Tapi entah itu semua benar,
saya lebih tertarik berbicara apa dan kapan kita harus memulai.

Mengapa demikian pentingnya hal ini?
itu dikarenakan kehidupan kita yang terbilang cukup singkat,
bukan bermaksud untuk sok agamais berkhutbah,
tapi alangkah sayang dan ruginya kita semua,
ketika ajal datang menjemput,
sementara kita masih terlena dengan hiruk pikuk hura-hura,
masih terlena dengan chattingan facebook kita,
masih terlena dengan kongkow-kongkow bareng rekan-rekan kita,
dan masih terlena dengan kebahagiaan-kebahagiaan semu di sekitar kita.

Mungkin terlalu berat pembahasan ini jika kita mengaitkannya dengan faktor sufisme keagamaan,
tapi cobalah tengok sejenak behind the scene keseharian diri kita sendiri,
kita mungkin masih terlena dengan rutinitas di tempat kerja kita,
sementara orang-orang di sekitar kita masih banyak memerlukan uluran bantuan kita,
kita mungkin masih terlena dengan aktifitas kita berkomunikasi dan berkumpul dengan orang lain,
sementara kita masih harus dituntut untuk mensejahterakan diri kita,
mensejahterakan kedua orang tua kita,
mensejahterakan istri dan anak-anak kita,
dan bahkan ikut mensejahterakan orang-orang disekitar kita.

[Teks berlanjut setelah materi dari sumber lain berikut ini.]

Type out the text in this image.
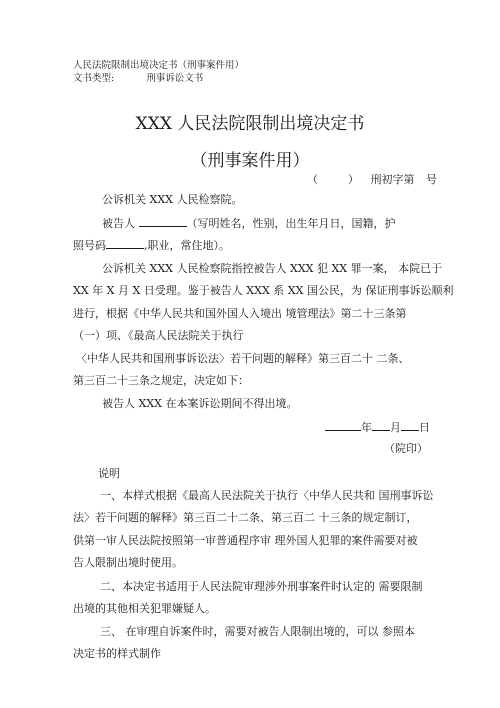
人民法院限制出境决定书（刑事案件用）
文书类型:	刑事诉讼文书
XXX 人民法院限制出境决定书
（刑事案件用）
（	） 刑初字第 号
公诉机关 XXX 人民检察院。
被告人	（写明姓名，性别，出生年月日，国籍，护
照号码	,职业，常住地）。
公诉机关 XXX 人民检察院指控被告人 XXX 犯 XX 罪一案， 本院已于
XX 年 X 月 X 日受理。鉴于被告人 XXX 系 XX 国公民，为 保证刑事诉讼顺利
进行，根据《中华人民共和国外国人入境出 境管理法》第二十三条第
（一）项、《最高人民法院关于执行
〈中华人民共和国刑事诉讼法〉若干问题的解释》第三百二十 二条、
第三百二十三条之规定，决定如下：
被告人 XXX 在本案诉讼期间不得出境。
年 月 日
（院印）
说明
一、本样式根据《最高人民法院关于执行〈中华人民共和 国刑事诉讼
法〉若干问题的解释》第三百二十二条、第三百二 十三条的规定制订，
供第一审人民法院按照第一审普通程序审 理外国人犯罪的案件需要对被
告人限制出境时使用。
二、本决定书适用于人民法院审理涉外刑事案件时认定的 需要限制
出境的其他相关犯罪嫌疑人。
三、 在审理自诉案件时，需要对被告人限制出境的，可以 参照本
决定书的样式制作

Ini bukan permasalahan sejahtera dan berbagi,
"tetapi bagaimana kita keluar dari titik aman kita",
begitu kata teman saya yang yang juga tidak menyangka dia dapat berkata demikian,
karena terkadang titik aman kita, memaksa kita untuk tetap berada di jalurnya,
sementara kita ketahui titik aman tersebut terkadang hanya sebuah pembenaran,
pembenaran akan eksistensi diri kita dimata orang lain,
aman dalam penilaian orang lain namun belum tentu aman menurut kita,
aman dalam pandangan orang lain namun kita masih harus tertegun dan berpikir keras akan tuntutan hidup kita.

Sebenarnya jauh sebelum kita berada di titik itu,
kita sudah sadar bahwa di titik itu yang ada hanya kejenuhan, sikap nerimo apa adanya bahkan cenderung apatis,
lebih kompleks lagidi titik itu yang ada hanya pengagungan semu dari orang lain,
yang mungkin saja mencari keuntungan di balik kesuksesan kita.

Keluar dari titik aman mu,
turun dari puncak kesuksesanmu saat ini,
karena di luar dan di bawah sana masih banyak kisi-kisi sempit yang bisa kita tempati,
dan bahkan lebih nyaman dari yang kita pikir dan bayangkan.

Jangan tunggu nanti, tapi berbuatlah sekarang juga,
Saatnya beraksi,,,,,
karena kita tidak akan pernah tau apa yang menanti kita didepan sana,
meskipun itu tempat kita berdiri adalah lorong yang gelap,
tapi percayalah diujung lorong gelap itu selalu ada cahaya terang penuh harapan.